Founded in 2011 by Lazbent Pavel Escobedo and Andres Solíz, Escobedo Solíz Studio has been announced as the winner of the Museum of Modern Art (MoMA) and MoMA PS1’s Young Architecture Program.
Now in its 17th year, the Young Architects Program at MoMA PS1 is an international competition held to choose emerging architectural talent to transform the museum’s courtyard in Long Island City, Queens, for its annual summer Warm Up concert series.

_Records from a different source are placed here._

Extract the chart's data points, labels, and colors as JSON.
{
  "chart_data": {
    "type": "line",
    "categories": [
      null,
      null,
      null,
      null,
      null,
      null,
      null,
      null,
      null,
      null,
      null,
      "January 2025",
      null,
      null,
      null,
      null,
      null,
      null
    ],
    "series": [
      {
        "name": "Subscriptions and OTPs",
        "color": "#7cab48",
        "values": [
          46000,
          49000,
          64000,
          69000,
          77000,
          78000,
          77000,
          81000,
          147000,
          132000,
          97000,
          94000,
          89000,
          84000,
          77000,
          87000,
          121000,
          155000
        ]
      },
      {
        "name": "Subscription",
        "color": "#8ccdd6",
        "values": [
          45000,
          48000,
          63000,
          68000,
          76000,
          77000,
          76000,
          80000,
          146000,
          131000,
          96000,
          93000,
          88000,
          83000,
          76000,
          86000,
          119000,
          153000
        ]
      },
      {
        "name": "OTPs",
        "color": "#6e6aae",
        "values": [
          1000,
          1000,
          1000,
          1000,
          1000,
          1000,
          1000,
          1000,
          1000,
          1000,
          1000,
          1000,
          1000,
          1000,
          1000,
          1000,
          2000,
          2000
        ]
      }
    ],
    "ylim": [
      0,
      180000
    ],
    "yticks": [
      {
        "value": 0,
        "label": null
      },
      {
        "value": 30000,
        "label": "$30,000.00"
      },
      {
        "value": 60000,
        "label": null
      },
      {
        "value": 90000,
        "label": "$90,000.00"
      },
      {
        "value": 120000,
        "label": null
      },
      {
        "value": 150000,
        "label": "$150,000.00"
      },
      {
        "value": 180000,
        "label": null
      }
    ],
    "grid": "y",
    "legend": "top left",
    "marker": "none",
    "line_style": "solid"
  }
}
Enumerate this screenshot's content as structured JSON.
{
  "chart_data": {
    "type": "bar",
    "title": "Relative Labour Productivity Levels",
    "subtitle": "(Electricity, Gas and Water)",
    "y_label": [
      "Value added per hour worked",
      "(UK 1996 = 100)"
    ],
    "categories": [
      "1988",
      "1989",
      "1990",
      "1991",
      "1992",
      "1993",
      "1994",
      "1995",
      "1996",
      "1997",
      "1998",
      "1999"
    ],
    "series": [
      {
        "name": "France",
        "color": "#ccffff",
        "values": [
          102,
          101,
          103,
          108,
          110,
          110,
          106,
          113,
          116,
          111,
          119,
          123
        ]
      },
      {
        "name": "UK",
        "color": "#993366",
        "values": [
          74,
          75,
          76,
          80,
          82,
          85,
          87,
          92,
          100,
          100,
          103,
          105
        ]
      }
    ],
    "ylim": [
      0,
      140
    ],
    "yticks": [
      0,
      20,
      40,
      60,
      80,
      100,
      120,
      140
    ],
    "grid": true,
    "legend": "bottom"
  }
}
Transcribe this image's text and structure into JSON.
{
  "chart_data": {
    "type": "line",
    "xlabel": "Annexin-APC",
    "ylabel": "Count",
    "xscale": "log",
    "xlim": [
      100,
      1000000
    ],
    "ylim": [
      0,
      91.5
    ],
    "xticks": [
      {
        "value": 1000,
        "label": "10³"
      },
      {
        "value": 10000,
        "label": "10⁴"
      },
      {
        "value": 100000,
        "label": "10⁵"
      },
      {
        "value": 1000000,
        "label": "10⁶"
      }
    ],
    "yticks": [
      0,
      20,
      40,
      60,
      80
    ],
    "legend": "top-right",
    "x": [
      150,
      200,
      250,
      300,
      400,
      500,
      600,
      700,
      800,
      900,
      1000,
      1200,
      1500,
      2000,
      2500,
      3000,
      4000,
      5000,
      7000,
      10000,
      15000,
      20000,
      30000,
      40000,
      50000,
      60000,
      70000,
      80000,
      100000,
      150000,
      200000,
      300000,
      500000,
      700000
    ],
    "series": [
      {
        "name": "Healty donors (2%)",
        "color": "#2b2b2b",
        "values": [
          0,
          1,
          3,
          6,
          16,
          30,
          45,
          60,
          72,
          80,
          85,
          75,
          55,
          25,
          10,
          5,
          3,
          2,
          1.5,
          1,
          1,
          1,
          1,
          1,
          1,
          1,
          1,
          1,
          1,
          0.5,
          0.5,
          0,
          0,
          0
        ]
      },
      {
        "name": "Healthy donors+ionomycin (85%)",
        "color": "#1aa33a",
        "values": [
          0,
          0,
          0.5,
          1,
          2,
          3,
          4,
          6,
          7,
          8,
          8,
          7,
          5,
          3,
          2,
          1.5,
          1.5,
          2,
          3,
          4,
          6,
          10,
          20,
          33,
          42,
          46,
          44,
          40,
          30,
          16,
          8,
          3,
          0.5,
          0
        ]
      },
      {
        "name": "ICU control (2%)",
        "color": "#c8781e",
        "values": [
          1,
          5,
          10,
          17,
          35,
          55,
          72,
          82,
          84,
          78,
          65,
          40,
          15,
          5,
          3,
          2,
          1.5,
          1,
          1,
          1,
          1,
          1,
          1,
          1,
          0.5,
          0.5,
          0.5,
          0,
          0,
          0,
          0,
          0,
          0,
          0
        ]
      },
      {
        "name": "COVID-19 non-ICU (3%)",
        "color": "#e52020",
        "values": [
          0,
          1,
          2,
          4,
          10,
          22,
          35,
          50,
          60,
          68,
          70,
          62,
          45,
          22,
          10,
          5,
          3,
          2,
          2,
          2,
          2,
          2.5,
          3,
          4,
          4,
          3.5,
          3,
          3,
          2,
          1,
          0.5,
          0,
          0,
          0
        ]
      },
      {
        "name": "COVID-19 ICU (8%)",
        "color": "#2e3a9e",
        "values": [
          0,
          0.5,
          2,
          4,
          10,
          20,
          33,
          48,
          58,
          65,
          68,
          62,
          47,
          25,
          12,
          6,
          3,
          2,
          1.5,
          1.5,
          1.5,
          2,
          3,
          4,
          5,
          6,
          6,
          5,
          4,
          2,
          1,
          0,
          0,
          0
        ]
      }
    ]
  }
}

Escobedo Solíz Studio was awarded the Young Architects Program for their proposal called Weaving the Courtyard. Their plan is to knit a multi-coloured canopy over the outdoor space using the existing holes in the courtyard's concrete walls. The canopy, which Escobedo and Solíz call a “cloud”, will vary in density, creating patches of shade and geometric patterning across the courtyard.
The installation will use sustainable and eco-friendly materials and also include a reflective wading pool, which will stand at the back of the courtyard allowing visitors to cool off in fresh water.
“Escobedo Solíz’s ingenious proposal speaks to both the ephemerality of architectural imagery today but also to the nature of spatial transactions more broadly,” said Sean Anderson, associate curator in MoMA’s Architecture and Design department, in a press release issued by MoMA PS1.
The architects describe this year’s construction as “neither an object nor a sculpture standing in the courtyard, but a series of simple, powerful actions that generate new and different atmospheres”.
Escobedo and Solíz are both architecture graduates of the National Autonomous University of Mexico. Other work by the architecture studio includes a community centre in Campeche, made of recycled timber.
Previous winners include Partywall, a wall clad in 3 000 used skateboards by Ithaca-based architects Coda and a circular tower made of leftover cornhusks and fungus strings designed by Brooklyn-based firm The Living.